Queste parentesi sono utili a coloro che oltre a vedere le cose viaggiando, intendono capire ciò che vedono; Ora rimettiamo il treno sui binari e torniamo a parlare di Volgograd!
Tornando per le vie del centro , lungo la parte alta della via Lenina (verso la vecchia torre dei pompieri), ci sono un infinità di aree verdi curatissime che si prestano per portarci a giocare i propri bambini (per chi giunge qui con la famiglia), li c’è anche un parco appositamente creato per loro (il “Gorodskoi Detski Park”), in questa zona è sito un ristorante giapponese (di nome “Sakura”) adibito in una costruzione caratteristica di legno all’aperto. A proposito di cucina giapponese, il sushi è possibile trovarlo in vari punti, noi vogliamo segnalarvi Iakitoria (sito in Neberejnaia 62 Armii, 6) locale aperto anche la notte, e Malenki Tokyo, che sarebbe un chiosco dove si acquista il sushi ad asporto, chiamando telefonicamente il 50.13.81 è possibile anche ordinarlo a domicilio (questo posto rimane sito sul bulvar 30-letia Pobedi, 21). Un altro locale fine e ben frequentato è l’R’n’B cafè, si tratta di un raffinato disco-cafè con annesso ristorante azerbaigiano.

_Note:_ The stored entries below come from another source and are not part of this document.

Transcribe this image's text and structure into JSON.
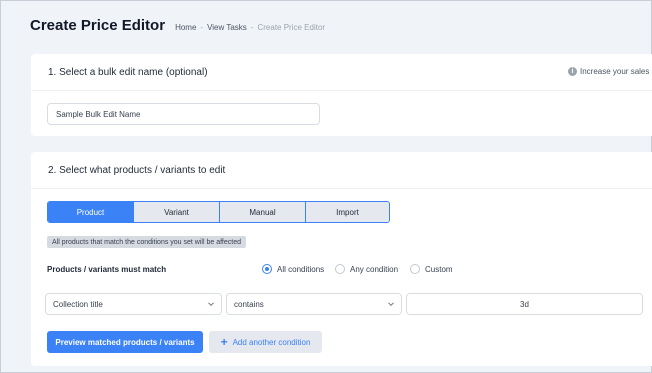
{
  "header": {
    "title": "Create Price Editor",
    "breadcrumb": [
      {
        "label": "Home"
      },
      {
        "label": "View Tasks"
      },
      {
        "label": "Create Price Editor"
      }
    ],
    "separator": "-"
  },
  "section1": {
    "title": "1. Select a bulk edit name (optional)",
    "hint": "Increase your sales",
    "hint_icon": "info-icon",
    "name_input": {
      "value": "Sample Bulk Edit Name",
      "placeholder": ""
    }
  },
  "section2": {
    "title": "2. Select what products / variants to edit",
    "tabs": [
      {
        "label": "Product",
        "active": true
      },
      {
        "label": "Variant",
        "active": false
      },
      {
        "label": "Manual",
        "active": false
      },
      {
        "label": "Import",
        "active": false
      }
    ],
    "note": "All products that match the conditions you set will be affected",
    "match_label": "Products / variants must match",
    "match_options": [
      {
        "label": "All conditions",
        "checked": true
      },
      {
        "label": "Any condition",
        "checked": false
      },
      {
        "label": "Custom",
        "checked": false
      }
    ],
    "condition": {
      "field": "Collection title",
      "operator": "contains",
      "value": "3d"
    },
    "preview_button": "Preview matched products / variants",
    "add_condition_button": "Add another condition"
  },
  "colors": {
    "accent": "#3b82f6",
    "background": "#f0f3f8"
  }
}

Sempre per le vie del contro non potevamo non segnalare i cafè di altissimo livello posti sulla via Mira tra l’ufficio centrale delle poste e la via Komsomolkaia (questi locali, per stile, qualità e pubblico, possono tranquillamente rivaleggiare con i locali più noti delle maggiori città europee).

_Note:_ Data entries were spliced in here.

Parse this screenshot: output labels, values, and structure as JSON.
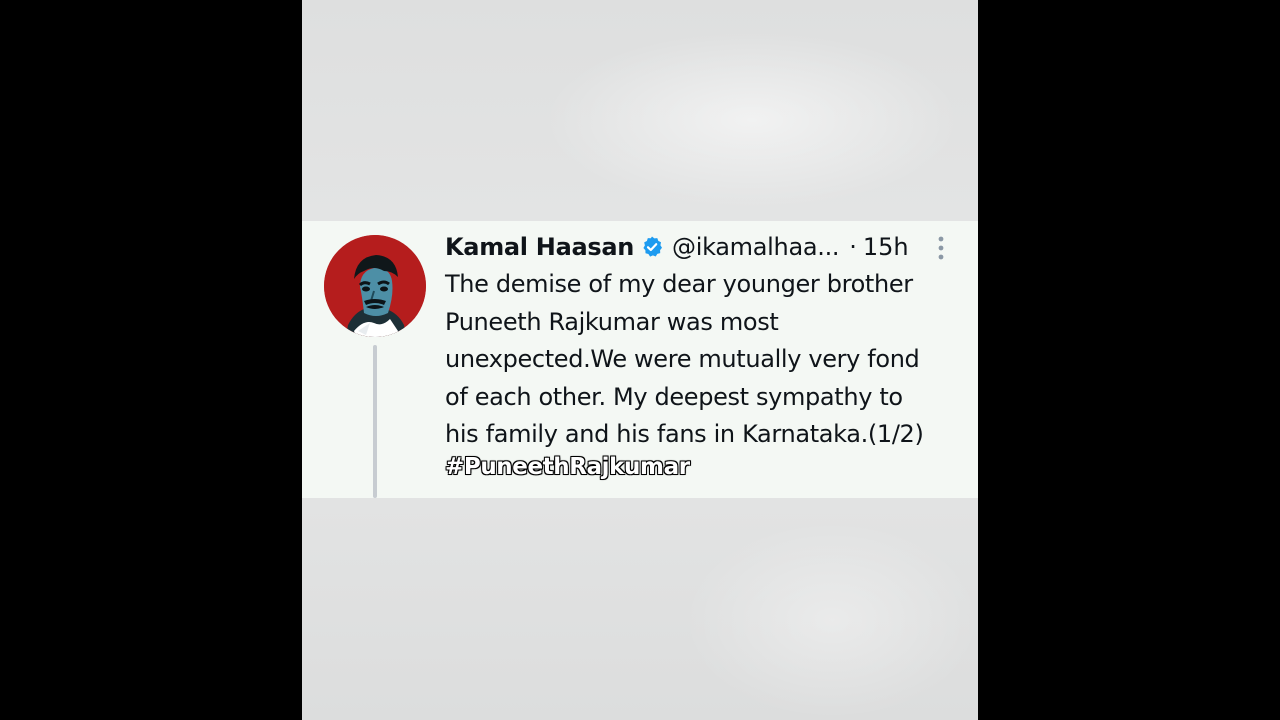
{
  "tweet": {
    "author_name": "Kamal Haasan",
    "handle": "@ikamalhaa...",
    "separator": "·",
    "timestamp": "15h",
    "verified": true,
    "avatar_icon": "profile-photo",
    "more_icon": "more-vertical-icon",
    "text": "The demise of my dear younger brother\nPuneeth Rajkumar  was most\nunexpected.We were mutually very fond\nof each other. My deepest sympathy to\nhis family and his fans in Karnataka.(1/2)",
    "hashtag": "#PuneethRajkumar"
  },
  "colors": {
    "card_background": "#f4f8f4",
    "verified_badge": "#1d9bf0",
    "avatar_background": "#b51d1d",
    "thread_line": "#c7ccd1",
    "text": "#0f1419"
  }
}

Essendo questa una guida rivolta non tanto al classico turista, ma più per coloro che si vogliono intrufolare, immischiarsi per andare a fondo, scovare ciò che c’è di viscido e tutto il resto.. non potevamo non pianificare una visita alla più prestigiosa e nota radio in città, ovvero “Novaia Volna”, per la gente del posto è una istituzione tipo, radio DJ in Italia oppure rete 105; fatevi portare sul posto da un taxi, una volta entrati chiedete di Dimitri Khokhlov (il DJ), a lui dite che avete saputo della sua fama “via internet”, e quindi vi presentate, una volta fatto questo chiedetegli se la camicia sgargiante che indossa l’ha comprata al mercato!, Con lui potete parlare del più e del meno, è un personaggio che conosce bene quelli che sono gli ambienti “giusti” in città, vedrete che questa sarà una escursione interessante ed istruttiva per i fini del vostro viaggio!
Per finire, nella sezione “dove andare” di questa guida non potevamo fare a meno di menzionare la piscina al coperto sita nei pressi dello stadio centrale, ci si avviva comodamente dal centro con il tranvai, l’ingresso costa 70 rubli, se non avete il costume lo potete comprare li dentro.